I call time out on my internal battle to pay attention to him. “Tell me what?”

“He’d kill me if he knew I was telling you now.”

“Julian.” He still won’t look at me.

“I guess I’m an asshole either way. But if I was you, I’d want to know.”

“Julian,” I snap.

He seems almost comatose now. My words don’t affect him because he continues to ramble on.

“You don’t have that problem, Lola. The one that everyone else does. But the sad thing is you don’t even realize it. You never think you’re good enough, when in fact, your whole life you’ve been blind to the effect you have on men. Ryan and Daire and even me. You could bring any man to his knees if you knew what you were capable of. And the only reason that I think you can’t is because he hurt you so bad.”

“Ryan?” I ask again.

He finally looks at me, and his eyes are haunted. “Daire, Lola. He’s the one that really hurt you.”

Now it’s me that wants to turn away, and I do. I stare out at the sea and wish I was back in Chicago again. With my books and my cramped office and my comfortable numbers that take the bad thoughts away. But I’m not. And reality is a pain in the ass. I reach for a clump of sand and watch it fall through the spaces between my fingers.

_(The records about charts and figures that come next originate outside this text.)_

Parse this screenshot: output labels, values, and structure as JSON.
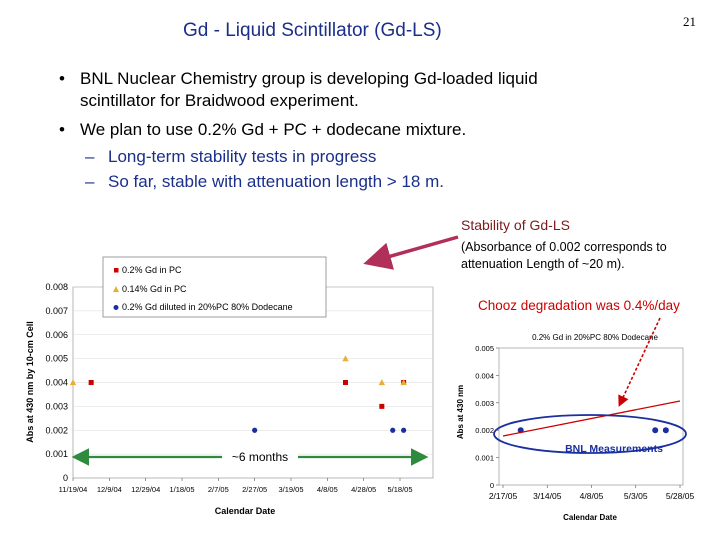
{
  "slide": {
    "title": "Gd - Liquid Scintillator (Gd-LS)",
    "page_number": "21",
    "bullet_symbol": "•",
    "dash_symbol": "–",
    "bullets": [
      "BNL Nuclear Chemistry group is developing Gd-loaded liquid",
      "scintillator for Braidwood experiment.",
      "We plan to use 0.2% Gd + PC + dodecane mixture."
    ],
    "sub_bullets": [
      "Long-term stability tests in progress",
      "So far, stable with attenuation length > 18 m."
    ]
  },
  "annotations": {
    "stability_title": "Stability of Gd-LS",
    "absorbance_note_1": "(Absorbance of 0.002 corresponds to",
    "absorbance_note_2": "attenuation Length of ~20 m).",
    "chooz": "Chooz degradation was 0.4%/day",
    "months": "~6 months",
    "bnl": "BNL Measurements"
  },
  "colors": {
    "title": "#1a2f8a",
    "sub_bullets": "#1a2f8a",
    "stability_title": "#7a1a1a",
    "chooz": "#cc0000",
    "arrow": "#b0305a",
    "months_arrow": "#2e8b3e",
    "series_pc": "#cc0000",
    "series_014": "#e8b030",
    "series_dodecane": "#1a2fa0",
    "bnl_ellipse": "#1a2fa0"
  },
  "chart_data": [
    {
      "type": "scatter",
      "xlabel": "Calendar Date",
      "ylabel": "Abs at 430 nm by 10-cm Cell",
      "ylim": [
        0,
        0.008
      ],
      "yticks": [
        "0",
        "0.001",
        "0.002",
        "0.003",
        "0.004",
        "0.005",
        "0.006",
        "0.007",
        "0.008"
      ],
      "xticks": [
        "11/19/04",
        "12/9/04",
        "12/29/04",
        "1/18/05",
        "2/7/05",
        "2/27/05",
        "3/19/05",
        "4/8/05",
        "4/28/05",
        "5/18/05"
      ],
      "grid": true,
      "legend_position": "top",
      "series": [
        {
          "name": "0.2% Gd in PC",
          "marker": "square",
          "color": "#cc0000",
          "points": [
            [
              "11/29/04",
              0.004
            ],
            [
              "4/18/05",
              0.004
            ],
            [
              "5/8/05",
              0.003
            ],
            [
              "5/20/05",
              0.004
            ]
          ]
        },
        {
          "name": "0.14% Gd in PC",
          "marker": "triangle",
          "color": "#e8b030",
          "points": [
            [
              "11/19/04",
              0.004
            ],
            [
              "4/18/05",
              0.005
            ],
            [
              "5/8/05",
              0.004
            ],
            [
              "5/20/05",
              0.004
            ]
          ]
        },
        {
          "name": "0.2% Gd diluted in 20%PC 80% Dodecane",
          "marker": "circle",
          "color": "#1a2fa0",
          "points": [
            [
              "2/27/05",
              0.002
            ],
            [
              "5/14/05",
              0.002
            ],
            [
              "5/20/05",
              0.002
            ]
          ]
        }
      ]
    },
    {
      "type": "scatter",
      "title": "0.2% Gd in 20%PC 80% Dodecane",
      "xlabel": "Calendar Date",
      "ylabel": "Abs at 430 nm",
      "ylim": [
        0,
        0.005
      ],
      "yticks": [
        "0",
        "0.001",
        "0.002",
        "0.003",
        "0.004",
        "0.005"
      ],
      "xticks": [
        "2/17/05",
        "3/14/05",
        "4/8/05",
        "5/3/05",
        "5/28/05"
      ],
      "series": [
        {
          "name": "",
          "marker": "circle",
          "color": "#1a2fa0",
          "points": [
            [
              "2/27/05",
              0.002
            ],
            [
              "5/14/05",
              0.002
            ],
            [
              "5/20/05",
              0.002
            ]
          ]
        }
      ]
    }
  ]
}
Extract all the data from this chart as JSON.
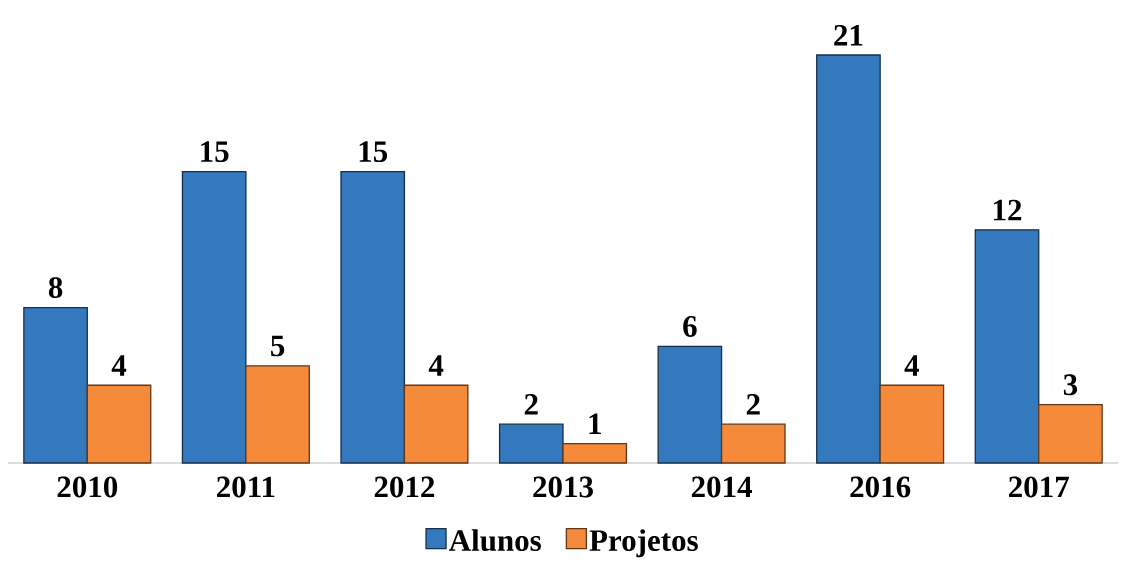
{
  "chart_data": {
    "type": "bar",
    "categories": [
      "2010",
      "2011",
      "2012",
      "2013",
      "2014",
      "2016",
      "2017"
    ],
    "series": [
      {
        "name": "Alunos",
        "color": "#3478be",
        "values": [
          8,
          15,
          15,
          2,
          6,
          21,
          12
        ]
      },
      {
        "name": "Projetos",
        "color": "#f58a3b",
        "values": [
          4,
          5,
          4,
          1,
          2,
          4,
          3
        ]
      }
    ],
    "data_labels": true,
    "legend": "bottom"
  }
}
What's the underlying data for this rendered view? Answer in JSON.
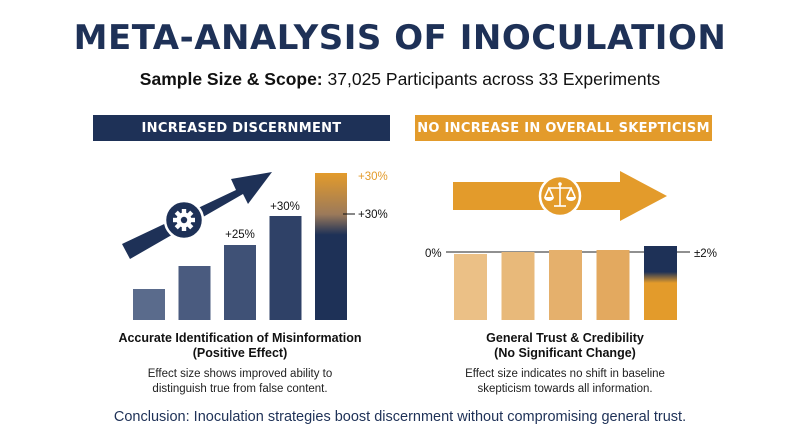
{
  "title": "META-ANALYSIS OF INOCULATION",
  "subtitle": {
    "label": "Sample Size & Scope:",
    "value": "37,025 Participants across 33 Experiments"
  },
  "colors": {
    "navy": "#1e3157",
    "orange": "#e39b2b",
    "light_orange": "#e8b97a"
  },
  "left_panel": {
    "banner": "INCREASED DISCERNMENT",
    "caption_title_1": "Accurate Identification of Misinformation",
    "caption_title_2": "(Positive Effect)",
    "caption_body_1": "Effect size shows improved ability to",
    "caption_body_2": "distinguish true from false content.",
    "icon": "gear-icon"
  },
  "right_panel": {
    "banner": "NO INCREASE IN OVERALL SKEPTICISM",
    "caption_title_1": "General Trust & Credibility",
    "caption_title_2": "(No Significant Change)",
    "caption_body_1": "Effect size indicates no shift in baseline",
    "caption_body_2": "skepticism towards all information.",
    "icon": "scales-icon"
  },
  "conclusion": "Conclusion: Inoculation strategies boost discernment without compromising general trust.",
  "chart_data": [
    {
      "type": "bar",
      "title": "INCREASED DISCERNMENT",
      "values": [
        5,
        12,
        25,
        30,
        30
      ],
      "value_labels": [
        "",
        "",
        "+25%",
        "+30%",
        "+30%"
      ],
      "highlight_label": "+30%",
      "trend": "upward arrow"
    },
    {
      "type": "bar",
      "title": "NO INCREASE IN OVERALL SKEPTICISM",
      "values": [
        0,
        0.5,
        1,
        1,
        2
      ],
      "baseline_label": "0%",
      "range_label": "±2%",
      "trend": "flat arrow"
    }
  ]
}
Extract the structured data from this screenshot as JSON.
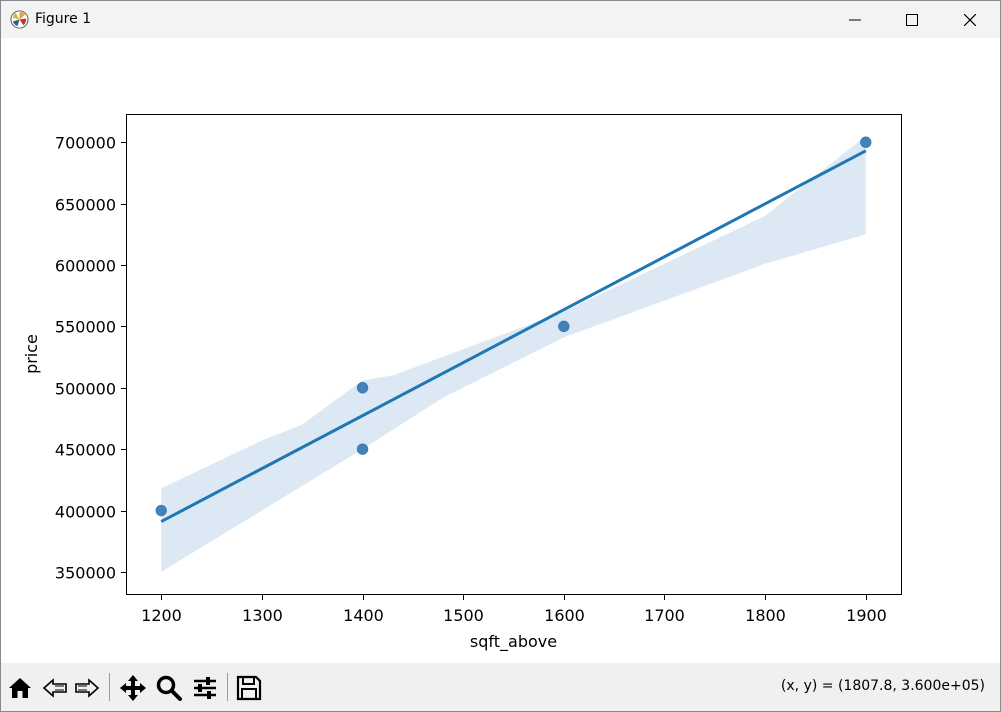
{
  "window": {
    "title": "Figure 1"
  },
  "toolbar": {
    "coords_text": "(x, y) = (1807.8, 3.600e+05)"
  },
  "chart_data": {
    "type": "scatter",
    "title": "",
    "xlabel": "sqft_above",
    "ylabel": "price",
    "xlim": [
      1165,
      1935
    ],
    "ylim": [
      332000,
      723000
    ],
    "x_ticks": [
      1200,
      1300,
      1400,
      1500,
      1600,
      1700,
      1800,
      1900
    ],
    "x_tick_labels": [
      "1200",
      "1300",
      "1400",
      "1500",
      "1600",
      "1700",
      "1800",
      "1900"
    ],
    "y_ticks": [
      350000,
      400000,
      450000,
      500000,
      550000,
      600000,
      650000,
      700000
    ],
    "y_tick_labels": [
      "350000",
      "400000",
      "450000",
      "500000",
      "550000",
      "600000",
      "650000",
      "700000"
    ],
    "points": [
      {
        "x": 1200,
        "y": 400000
      },
      {
        "x": 1400,
        "y": 500000
      },
      {
        "x": 1400,
        "y": 450000
      },
      {
        "x": 1600,
        "y": 550000
      },
      {
        "x": 1900,
        "y": 700000
      }
    ],
    "regression_line": {
      "x": [
        1200,
        1900
      ],
      "y": [
        391000,
        693000
      ]
    },
    "confidence_band": {
      "upper": [
        {
          "x": 1200,
          "y": 418000
        },
        {
          "x": 1300,
          "y": 457000
        },
        {
          "x": 1340,
          "y": 470000
        },
        {
          "x": 1400,
          "y": 506000
        },
        {
          "x": 1430,
          "y": 510000
        },
        {
          "x": 1600,
          "y": 562000
        },
        {
          "x": 1800,
          "y": 640000
        },
        {
          "x": 1900,
          "y": 705000
        }
      ],
      "lower": [
        {
          "x": 1900,
          "y": 625000
        },
        {
          "x": 1800,
          "y": 601000
        },
        {
          "x": 1600,
          "y": 541000
        },
        {
          "x": 1480,
          "y": 492000
        },
        {
          "x": 1400,
          "y": 450000
        },
        {
          "x": 1300,
          "y": 400000
        },
        {
          "x": 1200,
          "y": 350000
        }
      ]
    },
    "colors": {
      "point": "#3b7bb5",
      "line": "#1f77b4",
      "band": "#dce8f3"
    }
  }
}
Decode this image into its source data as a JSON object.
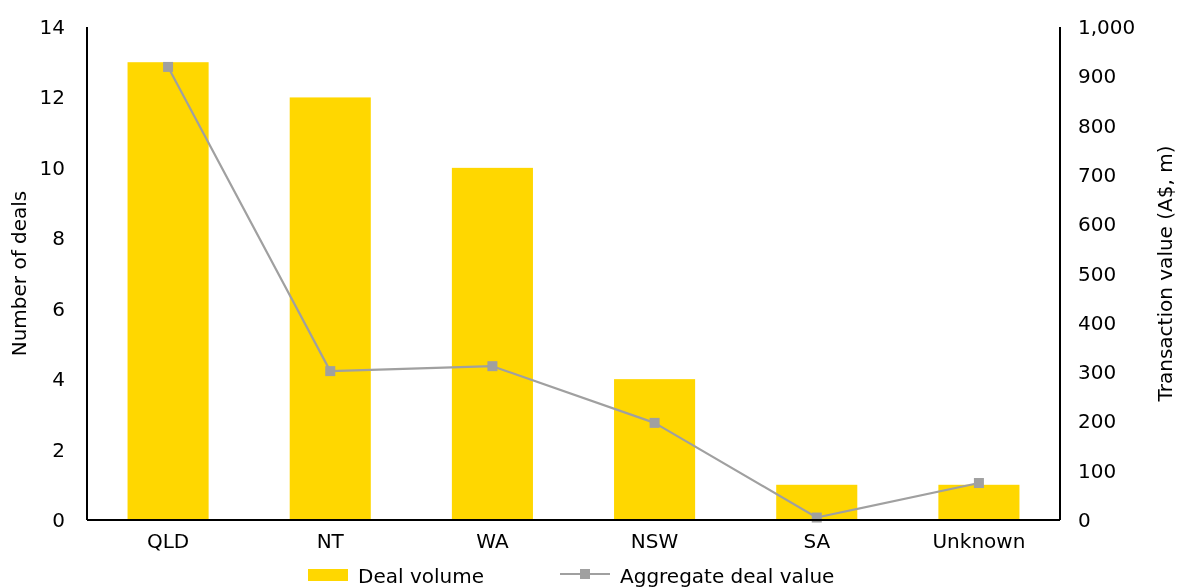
{
  "chart_data": {
    "type": "bar",
    "categories": [
      "QLD",
      "NT",
      "WA",
      "NSW",
      "SA",
      "Unknown"
    ],
    "ylabel": "Number of deals",
    "y2label": "Transaction value (A$, m)",
    "ylim": [
      0,
      14
    ],
    "yticks": [
      0,
      2,
      4,
      6,
      8,
      10,
      12,
      14
    ],
    "y2lim": [
      0,
      1000
    ],
    "y2ticks": [
      0,
      100,
      200,
      300,
      400,
      500,
      600,
      700,
      800,
      900,
      {
        "value": 1000,
        "label": "1,000"
      }
    ],
    "series": [
      {
        "name": "Deal volume",
        "color": "#ffd700",
        "values": [
          13,
          12,
          10,
          4,
          1,
          1
        ]
      },
      {
        "name": "Aggregate deal value",
        "type": "line",
        "axis": "y2",
        "color": "#a0a0a0",
        "marker": "square",
        "values": [
          919,
          302,
          312,
          197,
          5,
          75
        ]
      }
    ],
    "legend": "bottom",
    "grid": false
  }
}
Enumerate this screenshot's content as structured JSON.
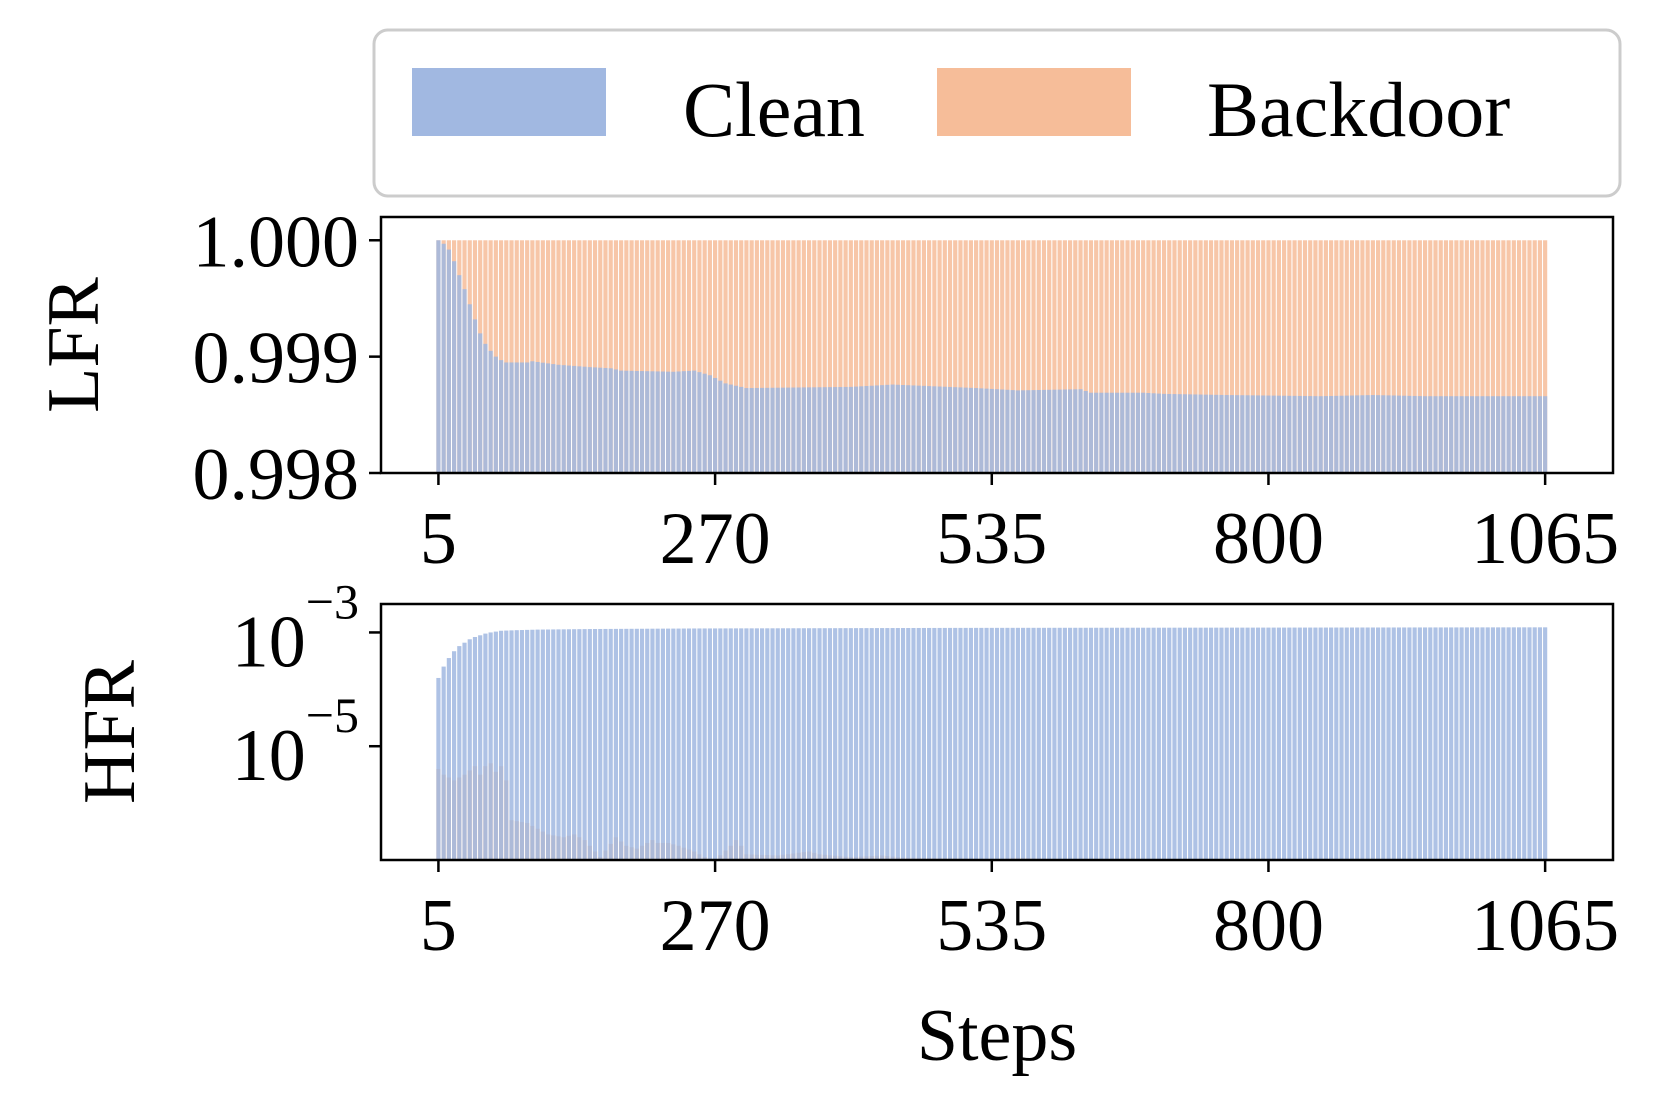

“That girl in the boat wasn’t with Daire.”

My fist falls open, and the sand spills from my fingers in one fluid motion.

“Ryan picked her up that night. He said she looked like a treat. He always said that about the girls he fucked behind your back.”

My throat goes dry, and I can’t feel my tongue. I’m too numb to speak. And I want to tell him to stop talking, but I can’t.

“Everyone knew about it,” Julian says. “Even Daire. He tried to shield you from it, I guess. But Ryan did what he wanted. Everyone treated him like a god. And when he had even a little bit of competition in Daire, he didn’t like it. He used you to rub it in his face. He told him over and over again what a nice lay you were. How you sucked his dick and let his friends have a go afterward.”

“Stop.” I manage to find my voice. “You’re lying. That never happened.”

But he doesn’t stop. “He was such a prick.” Julian laughs. “But fuck if we all didn’t love him anyway. Even in the end, we felt we needed to be loyal to him.”

Tears threaten to spill over my eyelids as I rise to my feet. I don’t care if I have to hitchhike, I’m leaving. But then Julian speaks again. And everything I thought I knew disintegrates into the ocean air.

“Daire wasn’t driving the boat that night,” he says. “He wasn’t the one who crashed into the break wall. Ryan was.”